Now in its 22nd year, the poll, which is designed and analyzed by University of Arkansas political science professor Janine Parry, aims to provide a snapshot of where the Arkansas public is for a given year. Parry intends the poll to “supply timely accurate and impartial public opinion information,” according to the poll’s website.
For the 2020 Arkansas Poll, Parry focused on the presidential and U.S. Senate races, as well as statewide ballot measures, COVID-19 outbreak approval ratings and intercultural competence.
Trump received significant support from the poll’s respondents, with 65 percent supporting him.

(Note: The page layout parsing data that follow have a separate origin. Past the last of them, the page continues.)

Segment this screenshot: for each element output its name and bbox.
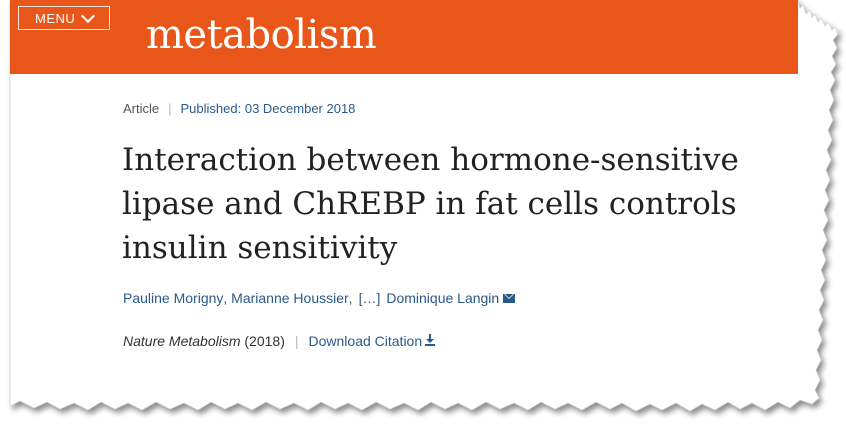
- meta-separator: |: [168, 101, 172, 116]
- journal-logo[interactable]: metabolism: [146, 12, 377, 58]
- download-citation-link[interactable]: Download Citation: [309, 333, 436, 349]
- author-list: Pauline Morigny, Marianne Houssier, […] …: [123, 290, 516, 306]
- show-all-authors-button[interactable]: […]: [358, 290, 381, 306]
- citation-line: Nature Metabolism (2018) | Download Cita…: [123, 333, 436, 349]
- author-comma-2: ,: [348, 290, 353, 306]
- author-link-houssier[interactable]: Marianne Houssier: [231, 290, 349, 306]
- journal-header: MENU metabolism: [10, 0, 798, 74]
- author-comma-1: ,: [223, 290, 228, 306]
- journal-name: Nature Metabolism: [123, 333, 241, 349]
- menu-label: MENU: [35, 10, 76, 26]
- chevron-down-icon: [81, 8, 96, 23]
- menu-button[interactable]: MENU: [18, 6, 110, 30]
- citation-separator: |: [294, 333, 299, 349]
- title-line-2: lipase and ChREBP in fat cells controls: [122, 186, 737, 222]
- author-link-morigny[interactable]: Pauline Morigny: [123, 290, 224, 306]
- article-title: Interaction between hormone-sensitive li…: [122, 138, 782, 270]
- download-icon: [425, 334, 436, 346]
- author-link-langin[interactable]: Dominique Langin: [386, 290, 500, 306]
- title-line-3: insulin sensitivity: [122, 230, 398, 266]
- download-citation-label: Download Citation: [308, 333, 423, 349]
- publication-year: (2018): [244, 333, 285, 349]
- published-date: Published: 03 December 2018: [180, 101, 356, 116]
- article-meta: Article | Published: 03 December 2018: [123, 101, 355, 116]
- mail-icon[interactable]: [503, 293, 516, 303]
- title-line-1: Interaction between hormone-sensitive: [122, 142, 739, 178]
- article-type: Article: [123, 101, 160, 116]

Only 32 percent supported Biden and three percent supported “Other.” Support for Trump has only increased since he was elected to office in 2016. Trump had a 47 percent approval rating in 2017, which increased to 50 percent for 2018 and 2019. In 2020, his approval rating jumped to 58 percent and to 63 percent for likely voters. His disapproval numbers have decreased to 40 percent after spiking to 46 percent in 2018 and 45 percent in 2019.
“While it appears President Trump will win fewer states nationwide in 2020 then he did in 2016, Arkansas is likely to be one of the few states in which he actually increases his vote share. This speaks to Arkansas’s recent switch to the Republican brand, a wholesale reversal of fortune in just a decade’s time,” Parry said in a statement.

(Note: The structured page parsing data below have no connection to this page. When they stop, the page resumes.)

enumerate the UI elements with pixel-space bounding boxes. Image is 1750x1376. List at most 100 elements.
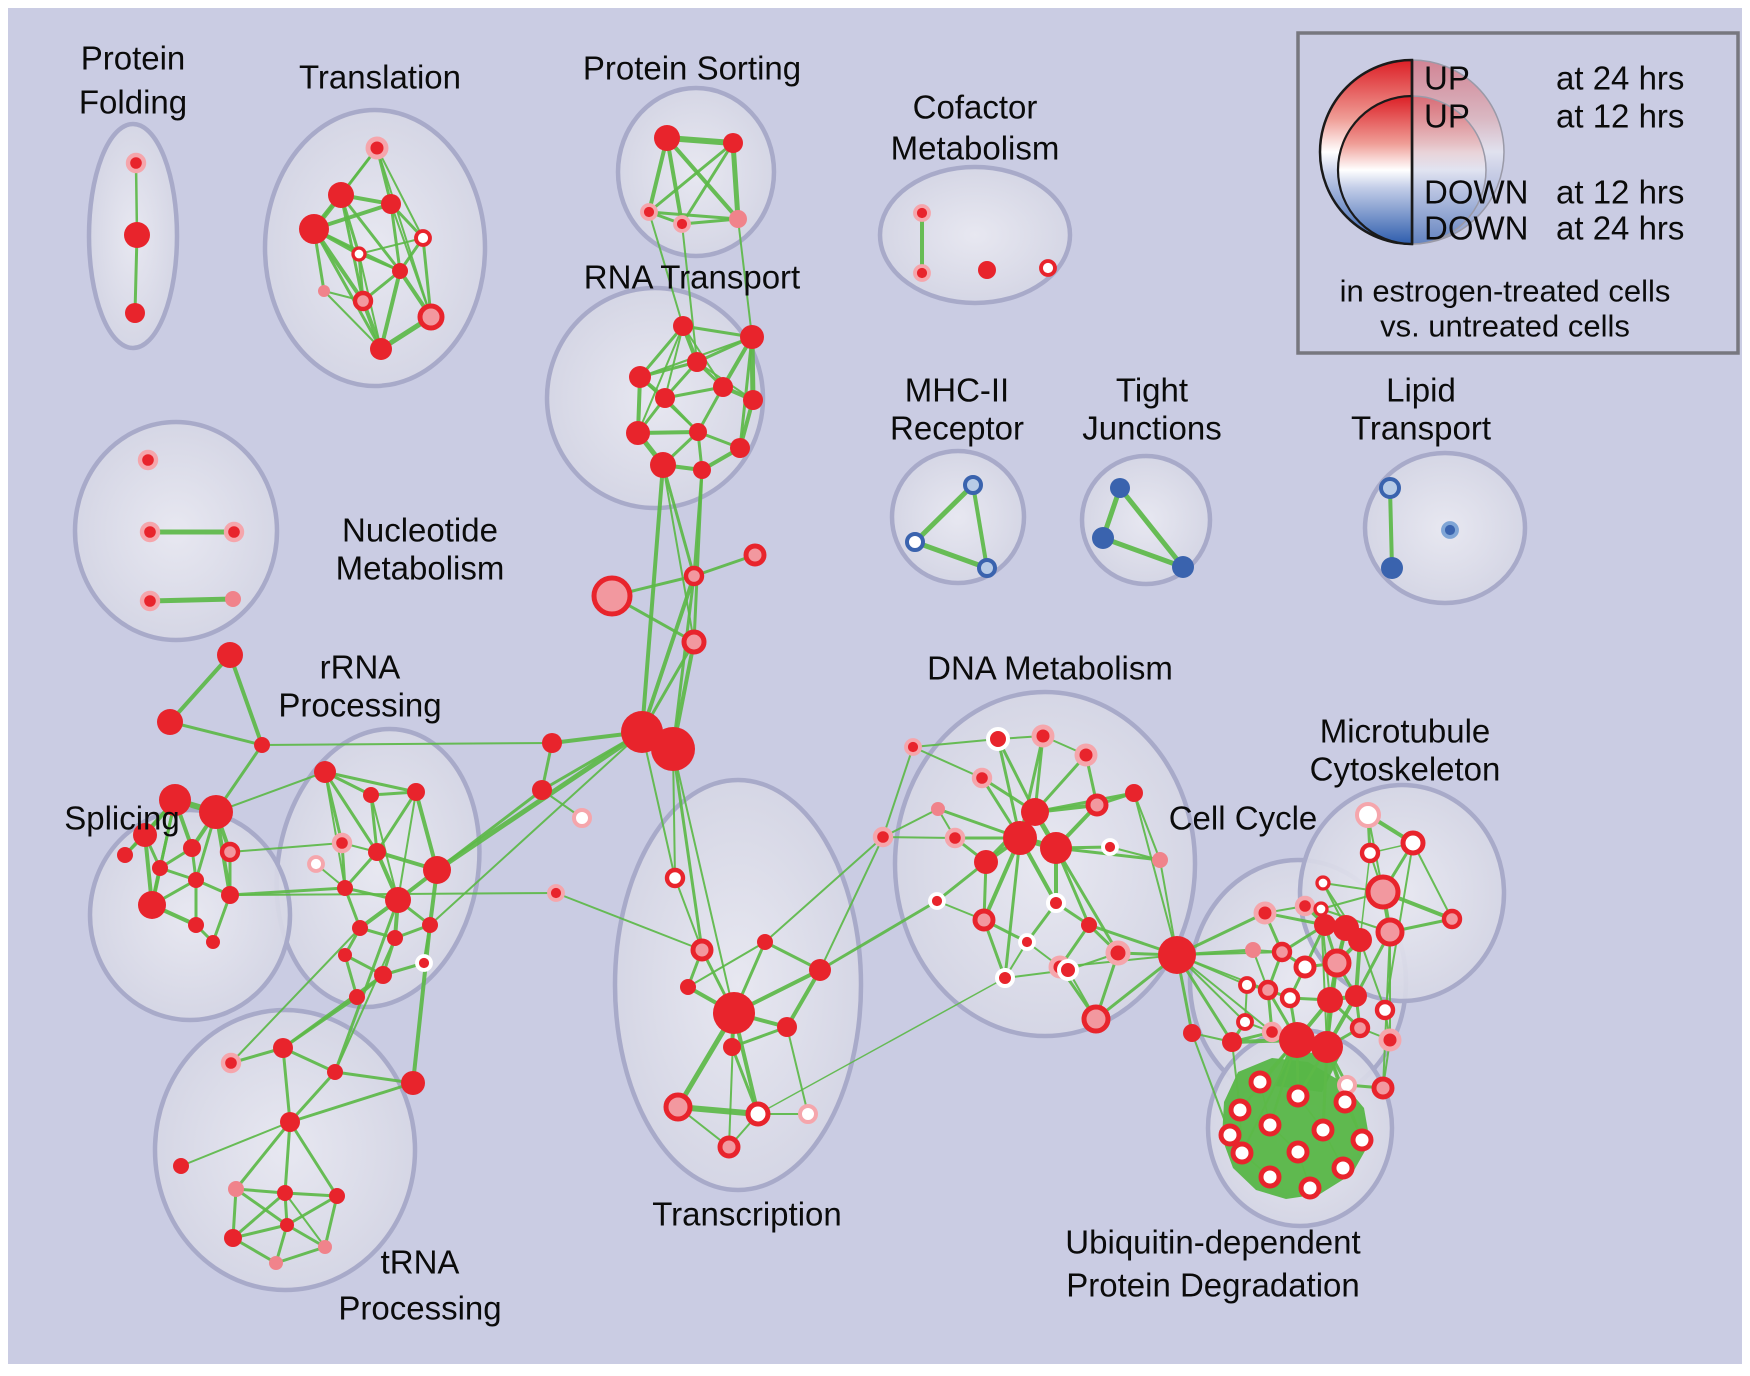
node-sp10 bbox=[117, 847, 133, 863]
node-rr14 bbox=[415, 954, 433, 972]
node-tx4 bbox=[809, 959, 831, 981]
node-sp6 bbox=[188, 872, 204, 888]
network-edge bbox=[730, 140, 741, 222]
node-lh2 bbox=[572, 808, 592, 828]
network-edge bbox=[334, 937, 396, 1073]
node-d8 bbox=[1085, 793, 1109, 817]
node-sp11 bbox=[206, 935, 220, 949]
node-c0 bbox=[1253, 901, 1277, 925]
node-lp0 bbox=[1379, 477, 1401, 499]
node-rt5 bbox=[655, 388, 675, 408]
network-edge bbox=[434, 729, 645, 873]
node-tra11 bbox=[269, 1256, 283, 1270]
node-cf1 bbox=[913, 264, 931, 282]
cluster-ellipse-trna-processing bbox=[152, 1007, 418, 1293]
node-rr6 bbox=[337, 880, 353, 896]
node-d13 bbox=[1152, 852, 1168, 868]
cluster-label-ubiquitin-degradation-1: Protein Degradation bbox=[1066, 1267, 1360, 1304]
legend-time-2: at 12 hrs bbox=[1556, 174, 1684, 211]
cluster-ellipse-transcription bbox=[612, 777, 864, 1193]
node-rr5 bbox=[368, 843, 386, 861]
node-pk0 bbox=[547, 884, 565, 902]
node-c19 bbox=[1349, 1017, 1371, 1039]
legend-ring-12h-right bbox=[1411, 95, 1487, 245]
node-cf2 bbox=[978, 261, 996, 279]
network-edge bbox=[647, 210, 740, 221]
node-tra5 bbox=[173, 1158, 189, 1174]
node-u6 bbox=[1350, 1128, 1374, 1152]
legend-time-0: at 24 hrs bbox=[1556, 60, 1684, 97]
node-sp1 bbox=[199, 795, 233, 829]
cluster-label-cell-cycle-0: Cell Cycle bbox=[1169, 800, 1318, 837]
network-edge bbox=[229, 842, 343, 853]
node-rt6 bbox=[743, 390, 763, 410]
network-edge bbox=[285, 1223, 327, 1249]
node-t2 bbox=[381, 194, 401, 214]
cluster-label-trna-processing-0: tRNA bbox=[381, 1244, 460, 1281]
node-sp3 bbox=[183, 839, 201, 857]
cluster-label-ubiquitin-degradation-0: Ubiquitin-dependent bbox=[1065, 1224, 1360, 1261]
network-edge bbox=[168, 720, 264, 747]
node-ch3 bbox=[743, 543, 767, 567]
node-bn bbox=[872, 826, 894, 848]
node-ch0 bbox=[681, 629, 707, 655]
node-d14 bbox=[928, 892, 946, 910]
node-c17 bbox=[1311, 1031, 1343, 1063]
node-tra9 bbox=[224, 1229, 242, 1247]
node-c15 bbox=[1261, 1021, 1283, 1043]
node-tra2 bbox=[401, 1071, 425, 1095]
network-edge bbox=[912, 738, 999, 748]
network-edge bbox=[555, 892, 703, 951]
network-edge bbox=[147, 596, 236, 604]
node-tra1 bbox=[327, 1064, 343, 1080]
node-sp7 bbox=[138, 891, 166, 919]
node-rr10 bbox=[387, 930, 403, 946]
node-c5 bbox=[1271, 941, 1293, 963]
node-d2 bbox=[1074, 743, 1098, 767]
network-edge bbox=[180, 1121, 291, 1167]
node-c9 bbox=[1238, 976, 1256, 994]
network-edge bbox=[882, 836, 956, 839]
node-mt4 bbox=[1375, 917, 1405, 947]
node-c14 bbox=[1236, 1013, 1254, 1031]
cluster-label-rrna-processing-0: rRNA bbox=[320, 649, 401, 686]
node-c21 bbox=[1378, 1028, 1402, 1052]
node-t9 bbox=[417, 303, 445, 331]
node-c8 bbox=[1348, 928, 1372, 952]
cluster-label-rrna-processing-1: Processing bbox=[278, 687, 441, 724]
cluster-label-trna-processing-1: Processing bbox=[338, 1290, 501, 1327]
network-edge bbox=[692, 468, 704, 644]
cluster-label-protein-folding-1: Folding bbox=[79, 84, 187, 121]
network-edge bbox=[912, 539, 990, 571]
node-d7 bbox=[1040, 832, 1072, 864]
cluster-label-microtubule-cytoskeleton-1: Cytoskeleton bbox=[1310, 751, 1501, 788]
cluster-label-mhc-ii-receptor-0: MHC-II bbox=[905, 372, 1009, 409]
node-tj1 bbox=[1092, 527, 1114, 549]
node-st0 bbox=[217, 642, 243, 668]
cluster-label-protein-sorting-0: Protein Sorting bbox=[583, 50, 801, 87]
cluster-label-cofactor-metabolism-1: Metabolism bbox=[891, 130, 1060, 167]
network-edge bbox=[674, 877, 703, 951]
node-c16 bbox=[1279, 1022, 1315, 1058]
node-d26 bbox=[904, 738, 922, 756]
node-rt2 bbox=[687, 352, 707, 372]
node-c13 bbox=[1345, 985, 1367, 1007]
network-edge bbox=[358, 237, 424, 255]
node-mt5 bbox=[1441, 908, 1463, 930]
cluster-label-tight-junctions-1: Junctions bbox=[1082, 410, 1221, 447]
network-edge bbox=[168, 653, 232, 724]
cluster-label-protein-folding-0: Protein bbox=[81, 40, 186, 77]
node-tx1 bbox=[690, 938, 714, 962]
node-ov1 bbox=[1313, 901, 1329, 917]
network-edge bbox=[664, 325, 684, 399]
network-edge bbox=[228, 886, 347, 897]
cluster-label-microtubule-cytoskeleton-0: Microtubule bbox=[1320, 713, 1491, 750]
node-rr9 bbox=[352, 920, 368, 936]
cluster-label-tight-junctions-0: Tight bbox=[1116, 372, 1188, 409]
node-tra3 bbox=[220, 1052, 242, 1074]
network-edge bbox=[283, 1191, 339, 1198]
node-mt2 bbox=[1359, 842, 1381, 864]
network-edge bbox=[369, 793, 379, 854]
network-edge bbox=[234, 1187, 287, 1195]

Arkansas Poll respondents also favored U.S. Senator Tom Cotton above his Libertarian Party candidate Ricky Dale Harrington Jr. Seventy-five percent of poll respondents said they would vote for Cotton, compared to 20 percent for Harrington. The “Other” category received five percent.
In 2014, Cotton swept incumbent U.S. Senator Mark Pryor from office with 56.5 percent of the vote, compared to Pryor’s 39.5 percent. Third-party candidates Nathan LaFrance (Libertarian) and Mark Swaney (Green) each managed 2 percent. This victory put all of Arkansas’ U.S. Senate seats in Republican control.
Support for Trump and Cotton also dovetails with the poll’s record number of Republican respondents. For 2020, 44 percent of respondents identified as Republicans while only 20 percent identified as Democrats. By comparison, 26 percent of respondents identified as Republicans in 1999, the first year the Arkansas Poll was conducted, and 39 percent identified as Democrats.
The Republican numbers have risen since 1999, with minor dips and crests, but the percentages have consistently been in the 30s since 2014. The Democrat numbers have fallen for the high 30s range in the early to mid-2000s to the low 30s (and even 27 percent in 2010) from 2009 to 2015. Since 2016, the Democrat percentages have been in the 20s range.
The top concerns for Arkansas Poll respondents in 2020 were health care, the economy and politics. Twenty-four percent of respondents chose health care and 23 percent chose the economy as the biggest most important problems, while 20 percent chose politics. This was a jump for both health care and politics, as health care only had nine percent choose it as the most important problem in 2019 and only eight percent chose politics in 2019.
According to Parry, this increase in concern about politics reflects the national polarization in political discourse. Since 2017, politics has received small percentages of the vote for the “Most Important Problem” category. Four percent chose politics in 2017, while 13 percent chose it in 2018 and nine percent chose it in 2019. “If Republicans and Democrats agree on just one thing in 2020, it’s that the republic is in bad shape,” Parry said.
Parry also gauged respondents’ views on three statewide ballot measures and on the Black Lives Matter movement. The majority of respondents – 62 percent – supported an amendment extending a half-cent sales tax for roads and highways with 38 percent in opposition, and 60 percent supported an amendment to change term limits for state legislators while 40 percent opposed the measure. Fifty-nine percent of respondents opposed an amendment that would change the requirements for ballot initiatives and referrals; 41 percent supported the amendment.
Due to the police protests that occurred throughout 2020, Parry polled respondents on their support for the Black Lives Matter movement. There were 52 percent of respondents who strongly or somewhat opposed it, while 44 percent strongly or somewhat supported the movement.
To compile the Arkansas Poll, 804 telephone interviews were conducted with Arkansans from Oct. 9 through Oct. 21. The average age of respondents was 64; the average age in the state of Arkansas is 49. Of the total respondents, 55 percent were female and 45 percent were male. White respondents made up a majority of the poll at 81 percent, roughly approximately the 73 percent that makes up the state. Nine percent of the respondents were Black or African American, lower than the 16 percent in Arkansas. There were four percent multi-ethnic polled, along with two percent each of Hispanic, Native American or “Something Else, Don’t Know or Refused.”